Tout avait pourtant plutôt bien commencé. L'installation de l'ambiance hivernale, sombre et froide, l'introduction, en voix-off, du personnage de Christian Bale via la lecture de son pedigree par son employeur sceptique, le décor historique de l'académie militaire de West Point, et surtout la rencontre avec Edgar Allan Poe, campé avec beaucoup de panache par Harry Melling ; brièvement d'abord avec une révélation mystérieuse : « le meurtrier est un poète », indique je jeune Poe à l'enquêteur chargé d'élucider la mort de son camarade, puis plus en détails lors d'une discussion arrosée dans une taverne mal éclairée. Et c'est bien là, dans l'interprétation des deux personnages principaux, qu'il faut aller chercher tout l'intérêt du métrage.
Le talent d'acteur de Christian Bale n'est plus à démontrer, aussi n'est-on pas surpris de le voir donner à son personnage les traits d'un enquêteur taciturne mais brillant, hanté par la mort de sa fille quelques années plus tôt. C'est un autre mystère qui se joue là, et qui ajoute encore à l'atmosphère inquiétante du film en donnant de la profondeur à son héros. Rien à dire, tout cela est tout à fait cohérent et joliment mis en scène par Scott Cooper, qui avait déjà démontré ses qualités de réalisateur dans l'excellent Hostiles il y a quelques années, avec le même Christian Bale en tête d'affiche.
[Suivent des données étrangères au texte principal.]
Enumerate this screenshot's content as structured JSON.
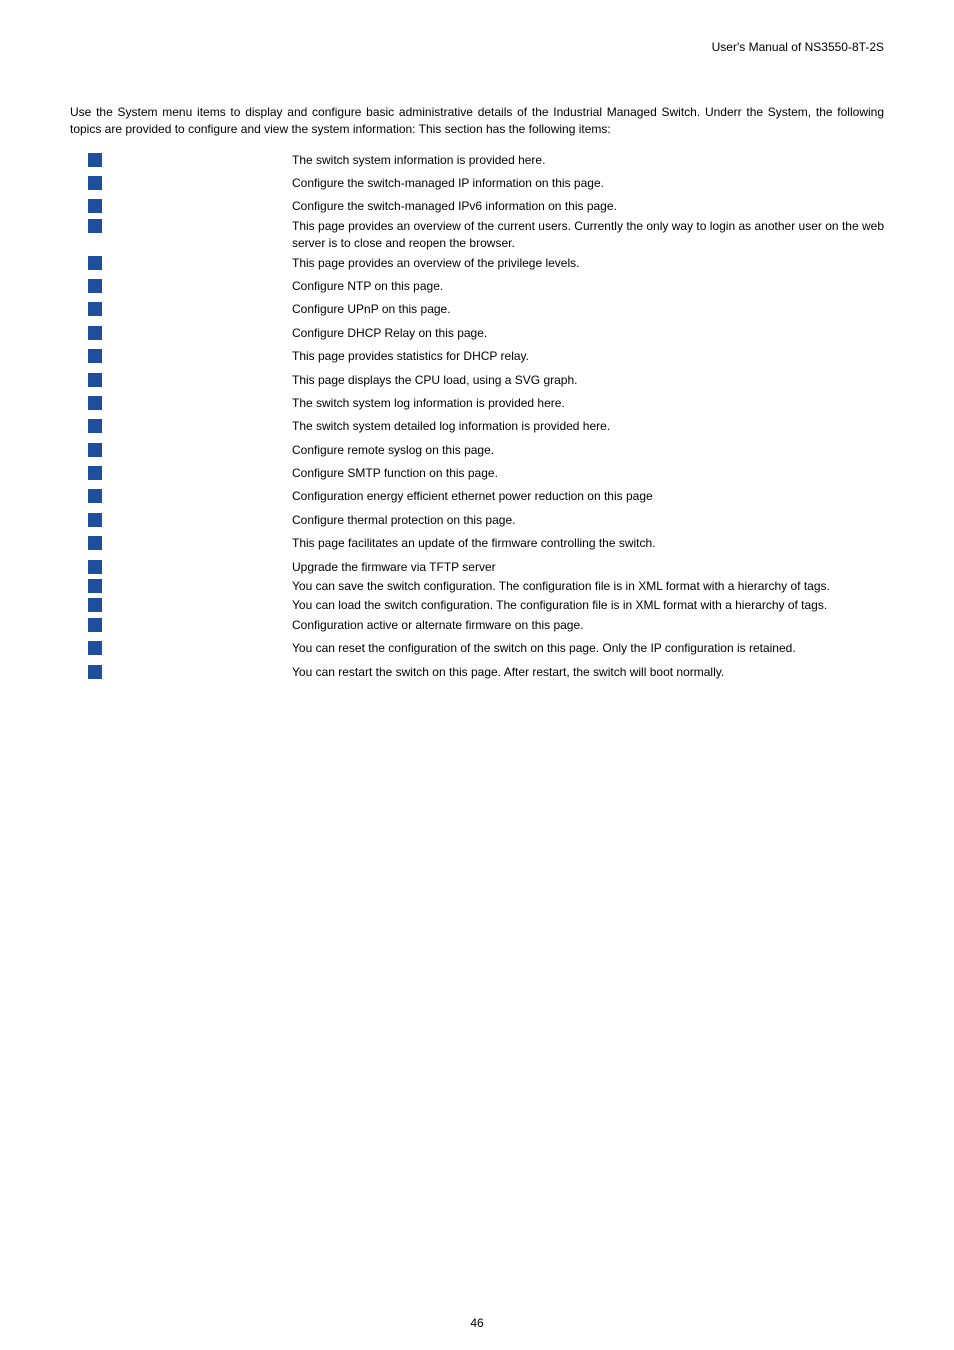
{
  "header": "User's  Manual  of  NS3550-8T-2S",
  "intro": "Use the System menu items to display and configure basic administrative details of the Industrial Managed Switch. Underr the System, the following topics are provided to configure and view the system information: This section has the following items:",
  "items": [
    {
      "desc": "The switch system information is provided here."
    },
    {
      "desc": "Configure the switch-managed IP information on this page."
    },
    {
      "desc": "Configure the switch-managed IPv6 information on this page.",
      "tight": true
    },
    {
      "desc": "This page provides an overview of the current users. Currently the only way to login as another user on the web server is to close and reopen the browser.",
      "tight": true
    },
    {
      "desc": "This page provides an overview of the privilege levels."
    },
    {
      "desc": "Configure NTP on this page."
    },
    {
      "desc": "Configure UPnP on this page."
    },
    {
      "desc": "Configure DHCP Relay on this page."
    },
    {
      "desc": "This page provides statistics for DHCP relay."
    },
    {
      "desc": "This page displays the CPU load, using a SVG graph."
    },
    {
      "desc": "The switch system log information is provided here."
    },
    {
      "desc": "The switch system detailed log information is provided here."
    },
    {
      "desc": "Configure remote syslog on this page."
    },
    {
      "desc": "Configure SMTP function on this page."
    },
    {
      "desc": "Configuration energy efficient ethernet power reduction on this page"
    },
    {
      "desc": "Configure thermal protection on this page."
    },
    {
      "desc": "This page facilitates an update of the firmware controlling the switch."
    },
    {
      "desc": "Upgrade the firmware via TFTP server",
      "tight": true
    },
    {
      "desc": "You can save the switch configuration. The configuration file is in XML format with a hierarchy of tags.",
      "tight": true
    },
    {
      "desc": "You can load the switch configuration. The configuration file is in XML format with a hierarchy of tags.",
      "tight": true
    },
    {
      "desc": "Configuration active or alternate firmware on this page."
    },
    {
      "desc": "You can reset the configuration of the switch on this page. Only the IP configuration is retained."
    },
    {
      "desc": "You can restart the switch on this page. After restart, the switch will boot normally."
    }
  ],
  "pageNumber": "46",
  "bulletColor": "#1f4e9c"
}
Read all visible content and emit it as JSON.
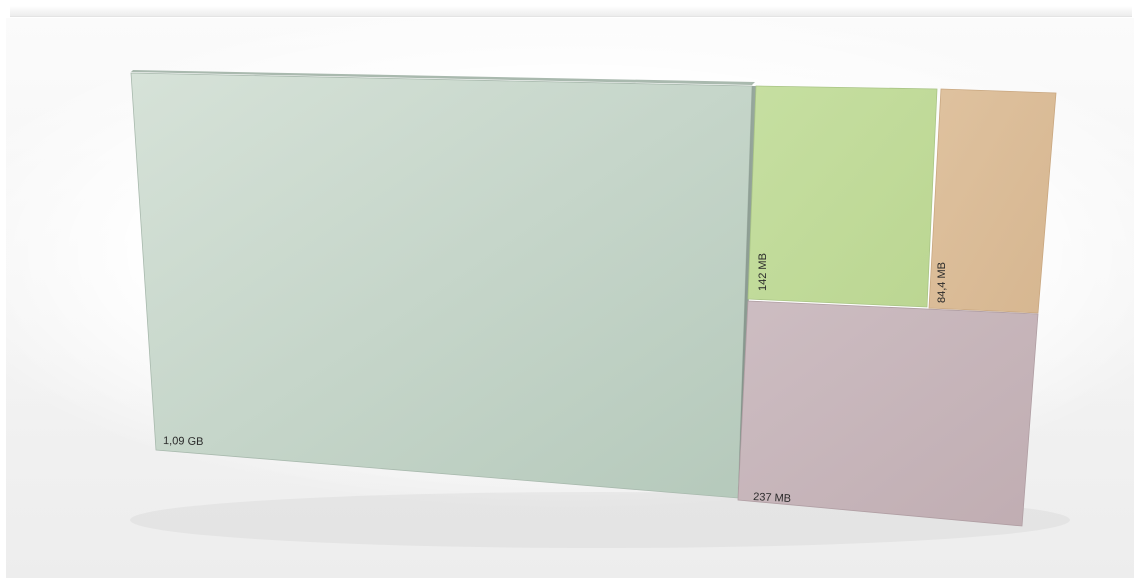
{
  "chart_data": {
    "type": "treemap",
    "tiles": [
      {
        "label": "1,09 GB",
        "size_mb": 1116,
        "color": "#c5d6cb"
      },
      {
        "label": "237 MB",
        "size_mb": 237,
        "color": "#c6b3b8"
      },
      {
        "label": "142 MB",
        "size_mb": 142,
        "color": "#c0db98"
      },
      {
        "label": "84,4 MB",
        "size_mb": 84.4,
        "color": "#dbbb97"
      }
    ]
  }
}
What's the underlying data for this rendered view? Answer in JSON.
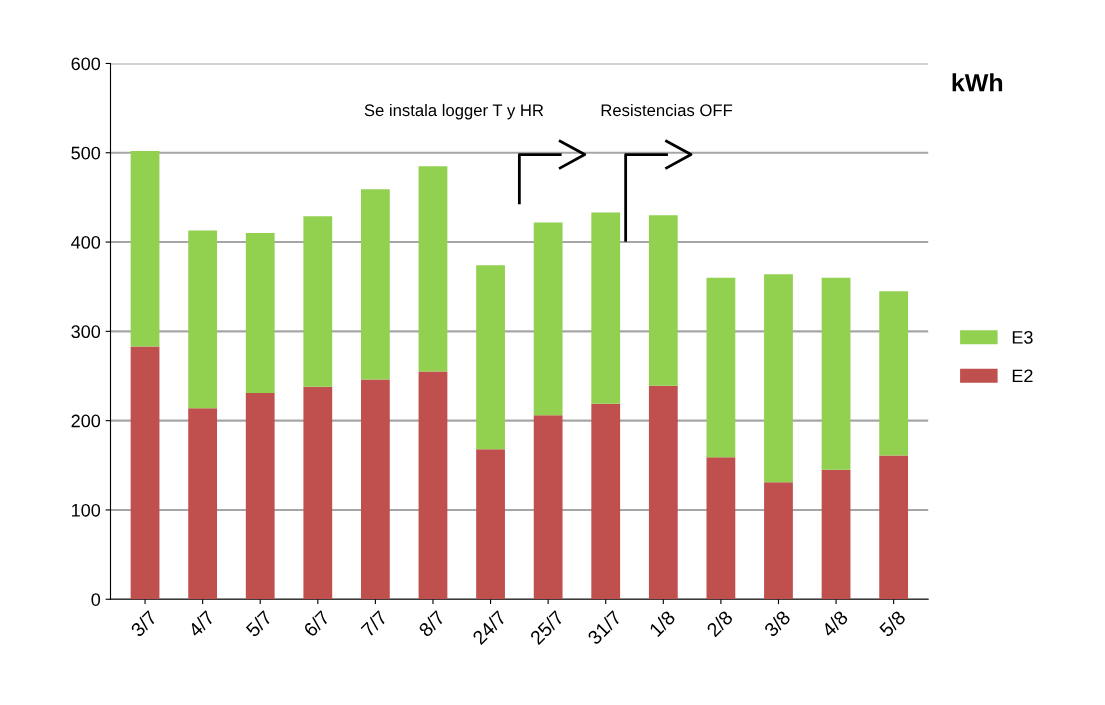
{
  "chart_data": {
    "type": "bar",
    "stacked": true,
    "categories": [
      "3/7",
      "4/7",
      "5/7",
      "6/7",
      "7/7",
      "8/7",
      "24/7",
      "25/7",
      "31/7",
      "1/8",
      "2/8",
      "3/8",
      "4/8",
      "5/8"
    ],
    "series": [
      {
        "name": "E2",
        "color": "#c0504d",
        "values": [
          283,
          214,
          231,
          238,
          246,
          255,
          168,
          206,
          219,
          239,
          159,
          131,
          145,
          161
        ]
      },
      {
        "name": "E3",
        "color": "#92d050",
        "values": [
          219,
          199,
          179,
          191,
          213,
          230,
          206,
          216,
          214,
          191,
          201,
          233,
          215,
          184
        ]
      }
    ],
    "ylim": [
      0,
      600
    ],
    "yticks": [
      0,
      100,
      200,
      300,
      400,
      500,
      600
    ],
    "grid": "y",
    "legend": "right",
    "annotations": [
      "Se instala logger T y HR",
      "Resistencias OFF",
      "kWh"
    ]
  }
}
Mais celui qui véritablement tire son épingle du jeu, si l'on peut dire avec un brin de malice, c'est Harry Melling. Il offre à son personnage non seulement des traits assez proches de ceux de l'écrivain américain, avec ses grands yeux ronds et tristes, mais encore une attitude et une diction qu'on imagine aisément avoir été ceux de l'auteur du Corbeau. L'amour de la poésie et de la déduction semblent ainsi l'habiter tout autant que le regret et le désespoir étreignent son acolyte.
Malheureusement, le scénario ne parvient pas à se hisser à la hauteur des histoires du même type qu'on retrouve dans les nouvelles policières de Poe (Double assassinat dans la rue Morgue et autre Scarabée d'or en tête). Le twist final, qui succède déjà à une résolution aux accents gothiques lorgnant par trop du côté du cliché obscurantiste, vient ainsi parachever une entreprise d'autodestruction par le récit d'une œuvre à l'esthétique plus qu'honorable. En un mot, c'est dommage.